Enphase Energy (ENPH 3.80%) has had a rough few weeks, capped off by an earnings report last week that left a lot to be desired. Not only were third-quarter results relatively weak, but management now expects a huge drop in earnings for the fourth quarter of 2023 and the first quarter of 2024.

A recovery could be on the horizon for the maker of solar power and energy storage systems, but it isn't likely to take shape until mid-2024 at the earliest. And once it does, it's not clear whether Enphase will maintain the market share and margins investors have grown accustomed to. So is this a low for the market, or is the stock going to continue to drop?

Enphase's fall from favor

Before getting into the operating trends, I want to put Enphase's current $10.8 billion market cap into context. We don't want to compare it to what this company's valuation was previously but rather to other leading companies in the industry like SolarEdge (SEDG 2.81%), Sunrun (RUN 5.97%), and SunPower (SPWR 5.85%). You can see that Enphase is worth more than all of them combined.

ENPH Market Cap Chart

Data source: YCharts.

This isn't necessarily wrong. Enphase has a less capital-intensive business than installers and sits in a very high-margin part of the value chain. But I don't want to lose sight of the fact that this is not a cheap company compared to many of its competitors and partners.

The warning for investors

The third-quarter results and fourth-quarter forecast brought to light how much growth might slow for Enphase and why the company might experience margin compression in the future.

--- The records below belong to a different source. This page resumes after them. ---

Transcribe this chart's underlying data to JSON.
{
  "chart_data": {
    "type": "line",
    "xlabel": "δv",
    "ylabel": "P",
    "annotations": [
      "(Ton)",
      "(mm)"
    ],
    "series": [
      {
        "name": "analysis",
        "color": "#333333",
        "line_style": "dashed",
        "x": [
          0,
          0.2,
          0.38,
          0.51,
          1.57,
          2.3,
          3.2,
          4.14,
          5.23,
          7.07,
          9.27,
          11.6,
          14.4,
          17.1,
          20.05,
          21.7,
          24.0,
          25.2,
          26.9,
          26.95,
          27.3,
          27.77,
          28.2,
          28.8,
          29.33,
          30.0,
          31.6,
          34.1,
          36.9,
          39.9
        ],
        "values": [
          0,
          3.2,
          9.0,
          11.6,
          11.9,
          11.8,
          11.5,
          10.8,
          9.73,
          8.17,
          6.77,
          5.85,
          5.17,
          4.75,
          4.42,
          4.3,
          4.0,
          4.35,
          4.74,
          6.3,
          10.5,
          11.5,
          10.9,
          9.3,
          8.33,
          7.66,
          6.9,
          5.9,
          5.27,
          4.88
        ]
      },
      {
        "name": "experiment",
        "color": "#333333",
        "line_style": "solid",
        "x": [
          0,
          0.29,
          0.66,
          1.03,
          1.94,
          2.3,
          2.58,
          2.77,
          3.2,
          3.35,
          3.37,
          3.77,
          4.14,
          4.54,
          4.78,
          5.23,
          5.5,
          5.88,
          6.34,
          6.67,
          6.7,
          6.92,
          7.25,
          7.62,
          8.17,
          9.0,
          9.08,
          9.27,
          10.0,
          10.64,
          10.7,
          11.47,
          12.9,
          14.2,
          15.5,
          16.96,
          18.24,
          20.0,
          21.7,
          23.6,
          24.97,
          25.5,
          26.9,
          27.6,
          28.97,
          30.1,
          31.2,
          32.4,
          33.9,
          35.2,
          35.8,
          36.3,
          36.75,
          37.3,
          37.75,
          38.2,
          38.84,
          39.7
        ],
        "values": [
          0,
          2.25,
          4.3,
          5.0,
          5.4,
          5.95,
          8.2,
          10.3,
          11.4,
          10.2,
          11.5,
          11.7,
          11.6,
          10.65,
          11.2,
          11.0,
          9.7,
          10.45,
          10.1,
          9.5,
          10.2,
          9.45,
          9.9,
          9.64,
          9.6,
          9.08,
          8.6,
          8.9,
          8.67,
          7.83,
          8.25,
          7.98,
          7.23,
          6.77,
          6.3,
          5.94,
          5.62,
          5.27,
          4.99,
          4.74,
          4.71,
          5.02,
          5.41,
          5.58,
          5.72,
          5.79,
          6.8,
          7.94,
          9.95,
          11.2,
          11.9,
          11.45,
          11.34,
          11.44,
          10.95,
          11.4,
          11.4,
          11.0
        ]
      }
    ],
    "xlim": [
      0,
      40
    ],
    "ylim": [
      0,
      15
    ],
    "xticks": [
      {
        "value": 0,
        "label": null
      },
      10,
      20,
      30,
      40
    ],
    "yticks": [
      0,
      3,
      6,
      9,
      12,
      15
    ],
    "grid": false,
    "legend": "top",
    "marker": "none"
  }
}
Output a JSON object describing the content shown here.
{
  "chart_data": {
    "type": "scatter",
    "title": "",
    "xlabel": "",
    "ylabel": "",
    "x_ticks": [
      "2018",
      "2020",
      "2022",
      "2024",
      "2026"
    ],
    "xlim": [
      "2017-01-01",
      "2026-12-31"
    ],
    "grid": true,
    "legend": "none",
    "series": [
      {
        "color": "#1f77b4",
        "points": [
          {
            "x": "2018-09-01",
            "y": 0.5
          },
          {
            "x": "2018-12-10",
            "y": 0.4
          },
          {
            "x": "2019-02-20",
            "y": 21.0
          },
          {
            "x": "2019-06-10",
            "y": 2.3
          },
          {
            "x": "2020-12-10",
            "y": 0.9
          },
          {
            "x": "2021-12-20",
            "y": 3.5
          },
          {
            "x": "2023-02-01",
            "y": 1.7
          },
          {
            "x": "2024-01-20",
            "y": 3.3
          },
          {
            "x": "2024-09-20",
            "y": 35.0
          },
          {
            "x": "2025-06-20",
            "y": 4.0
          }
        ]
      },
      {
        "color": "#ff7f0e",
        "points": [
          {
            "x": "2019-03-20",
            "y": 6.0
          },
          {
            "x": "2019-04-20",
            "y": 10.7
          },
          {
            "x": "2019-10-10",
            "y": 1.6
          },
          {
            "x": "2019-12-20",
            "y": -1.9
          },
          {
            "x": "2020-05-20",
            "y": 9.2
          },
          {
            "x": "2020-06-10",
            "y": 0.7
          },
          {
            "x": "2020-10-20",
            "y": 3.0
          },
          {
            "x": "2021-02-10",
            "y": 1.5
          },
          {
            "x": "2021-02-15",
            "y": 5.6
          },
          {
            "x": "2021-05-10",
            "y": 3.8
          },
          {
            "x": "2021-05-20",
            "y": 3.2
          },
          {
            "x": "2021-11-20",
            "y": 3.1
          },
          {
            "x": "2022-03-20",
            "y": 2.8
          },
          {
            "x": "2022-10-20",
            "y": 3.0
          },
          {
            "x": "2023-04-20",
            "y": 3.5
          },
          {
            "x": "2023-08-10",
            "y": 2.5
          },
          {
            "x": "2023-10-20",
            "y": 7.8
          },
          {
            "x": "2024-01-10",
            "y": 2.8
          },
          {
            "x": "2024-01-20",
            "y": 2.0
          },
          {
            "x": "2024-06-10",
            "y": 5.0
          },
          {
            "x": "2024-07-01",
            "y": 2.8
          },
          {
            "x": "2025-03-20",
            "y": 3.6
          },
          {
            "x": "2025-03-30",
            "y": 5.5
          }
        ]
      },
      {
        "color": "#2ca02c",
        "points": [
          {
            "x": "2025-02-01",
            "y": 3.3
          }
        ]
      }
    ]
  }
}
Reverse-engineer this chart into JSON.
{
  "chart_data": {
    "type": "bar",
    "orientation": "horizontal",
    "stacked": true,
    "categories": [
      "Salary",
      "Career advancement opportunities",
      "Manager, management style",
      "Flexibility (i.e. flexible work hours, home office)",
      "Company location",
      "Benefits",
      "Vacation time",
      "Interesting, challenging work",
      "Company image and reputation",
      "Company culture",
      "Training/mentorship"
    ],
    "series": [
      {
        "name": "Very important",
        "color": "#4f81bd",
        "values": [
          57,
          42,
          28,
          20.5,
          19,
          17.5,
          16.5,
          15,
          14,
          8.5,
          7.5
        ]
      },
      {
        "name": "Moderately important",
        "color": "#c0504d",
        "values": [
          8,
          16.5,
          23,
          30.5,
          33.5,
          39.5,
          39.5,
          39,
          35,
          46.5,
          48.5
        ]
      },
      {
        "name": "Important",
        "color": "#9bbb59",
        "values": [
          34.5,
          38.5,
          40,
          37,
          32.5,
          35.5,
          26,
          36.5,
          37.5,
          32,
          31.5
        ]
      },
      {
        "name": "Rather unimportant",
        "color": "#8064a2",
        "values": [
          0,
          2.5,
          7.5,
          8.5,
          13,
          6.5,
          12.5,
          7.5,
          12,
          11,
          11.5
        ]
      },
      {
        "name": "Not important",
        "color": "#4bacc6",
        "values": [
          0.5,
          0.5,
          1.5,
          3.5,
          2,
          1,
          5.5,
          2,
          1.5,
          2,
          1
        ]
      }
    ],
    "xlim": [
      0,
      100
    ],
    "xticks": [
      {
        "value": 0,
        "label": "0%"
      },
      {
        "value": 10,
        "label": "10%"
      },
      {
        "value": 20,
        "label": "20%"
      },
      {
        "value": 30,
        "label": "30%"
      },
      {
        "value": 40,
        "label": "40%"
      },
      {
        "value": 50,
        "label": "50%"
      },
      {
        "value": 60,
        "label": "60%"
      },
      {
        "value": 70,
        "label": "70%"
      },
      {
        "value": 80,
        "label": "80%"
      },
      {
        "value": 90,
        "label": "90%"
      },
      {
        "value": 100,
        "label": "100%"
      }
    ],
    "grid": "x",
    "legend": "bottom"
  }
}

On the growth side, Enphase has benefited from growing into the market over the past five years. But now, Enphase is at the whims of the market, especially in California, which reduced the benefit of selling solar power back to the grid. Higher interest rates also have hurt because many buyers finance purchases of its systems.

This is why the company expects revenue to drop from $634.7 million in the third quarter to between $300 million and $350 million in the fourth quarter.

The margin problem

In 2020, Enphase's gross margin, based on generally accepted accounting principles (GAAP)  was 44.7%. In Q4 2023, management expects GAAP gross margin to be 38% to 41%. It certainly appears that wide margins are coming down, and that's for a good reason.

The core microinverter (devices that covert DC power to AC) business will see pressure from competition. No solar company has been able to maintain 40% margins for long, and I would expect Enphase to face the same challenge now that it's reached scale.

Another challenge is moving into batteries, where Enphase is finding growth at the expense of margins. Competition is intense in the segment and, because there's little difference between one battery and another, they are priced like commodity products.

If revenue growth has stalled and margins are under pressure, investors certainly don't want to pay a premium for a stock like Enphase. So have we entered value territory yet?

Is Enphase Energy stock a buy?

Looking backward and assuming Enphase's stock price, revenue, or margins will return to previous levels isn't advisable right now. With a company like Enphase, I think investors need to see intrinsic value, and we're simply not there yet. Even the forward earnings multiple seems optimistic given the fact that the company might report net losses in Q4 2023 and Q1 2024.

ENPH PS Ratio Chart

Data source: YCharts.

A recovery might indeed be on the way for Enphase, but I want to see its take hold, not bet that we're at the bottom. And that's why this stock isn't a buy...yet.